Dear Distinguished Colleagues:
I need to add full-text search and somewhat free form queries to my
application. Our data is made up of "items" that are stored in a single
column family, and we have a bunch of secondary indices for look ups.
An item has header fields and data fields, and the structure of the
items CF is a super column family with row-key being item's natural ID,
super column for header, super column for data.
Our application is made up of a several redundant/load balanced servers
all pointing at a Cassandra cluster. Our servers run embedded Jetty.
I need to be able to find items by a combination of field values.
Currently I have an index for items by field value which works
reasonably well. I could also add support for data types and index
items by fields of appropriate types, so we can do range queries on
items.
Ultimately, though, what we want is full text search with suggestions
and human language sensitivity. We want to search by date ranges, by
field values, etc. I did some homework on this topic, and here is what
I see as options:
1) Use an SQL database as a helper. This is rather clunky, not sure
what it gets us since just about anything that can be done in SQL can
be done in Cassandra with proper structures. Then the problem here also
is where am I going to get an open source database that can handle the
workload ? Probably nowhere, nor do I get natural language support.

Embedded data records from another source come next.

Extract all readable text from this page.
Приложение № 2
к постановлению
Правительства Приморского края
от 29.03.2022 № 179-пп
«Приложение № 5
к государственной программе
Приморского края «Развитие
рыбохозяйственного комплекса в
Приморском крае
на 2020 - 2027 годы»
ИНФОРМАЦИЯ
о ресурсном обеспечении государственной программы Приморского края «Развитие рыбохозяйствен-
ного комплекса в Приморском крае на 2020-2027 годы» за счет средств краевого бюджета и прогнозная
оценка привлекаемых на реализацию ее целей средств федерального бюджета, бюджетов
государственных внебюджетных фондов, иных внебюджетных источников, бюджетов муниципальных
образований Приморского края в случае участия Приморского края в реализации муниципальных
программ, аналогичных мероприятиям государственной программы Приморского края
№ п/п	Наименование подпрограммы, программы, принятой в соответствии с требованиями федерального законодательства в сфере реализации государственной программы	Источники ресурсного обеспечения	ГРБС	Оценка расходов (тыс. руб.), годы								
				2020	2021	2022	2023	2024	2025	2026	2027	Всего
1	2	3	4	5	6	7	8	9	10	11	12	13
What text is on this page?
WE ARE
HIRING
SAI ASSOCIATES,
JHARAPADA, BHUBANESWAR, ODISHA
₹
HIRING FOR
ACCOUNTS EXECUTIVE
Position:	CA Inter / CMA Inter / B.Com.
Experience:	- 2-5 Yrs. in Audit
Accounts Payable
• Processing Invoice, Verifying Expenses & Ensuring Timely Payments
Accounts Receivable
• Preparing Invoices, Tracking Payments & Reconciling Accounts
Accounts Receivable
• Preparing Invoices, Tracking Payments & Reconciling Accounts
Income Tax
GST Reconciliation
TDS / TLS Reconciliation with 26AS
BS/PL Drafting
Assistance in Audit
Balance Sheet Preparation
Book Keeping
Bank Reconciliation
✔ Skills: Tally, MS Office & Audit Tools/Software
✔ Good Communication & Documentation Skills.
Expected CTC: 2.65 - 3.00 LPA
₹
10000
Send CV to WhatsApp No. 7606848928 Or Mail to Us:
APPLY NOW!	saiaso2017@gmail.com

2) Each of our servers can index data using Lucene, but again we have
to come up with a clunky mechanism where either one of the servers does
the indexing and results are replicated, or each server does its own
indexing.
3) We can use Solr as is, perhaps with some small modifications it can
run within our server JVM -- since we already run embedded Jetty. I
like this idea, actually, but I know that Solr indexing doesn't take
advantage of Cassandra.
4) Datastax Enterprise with search, presumably, supports Solr indexing
of existing column families -- but for the life of me I couldn't figure
out how exactly it does that. The Wikipedia example shows that Solr can
create column families based on Solr schemas that I can then query
using Cassandra itself (which is great) and supposedly I can modify
those column families directly and Solr will reindex them (which is
even better), but I am not sure how that fits into our server design.
The other concern is locking in to a commercial product, something I am
very much worried about.
So, one possibility I can see is using Solr embedded within our own
server solution but storing its indexes in the file system outside of
Cassandra. This is not optimal, and maybe over time i can add my own
support for storing Solr index in Cassandra w/o relying on the Datastax
solution.
In any case, what are your thoughts and experiences ?
Regards,
Oleg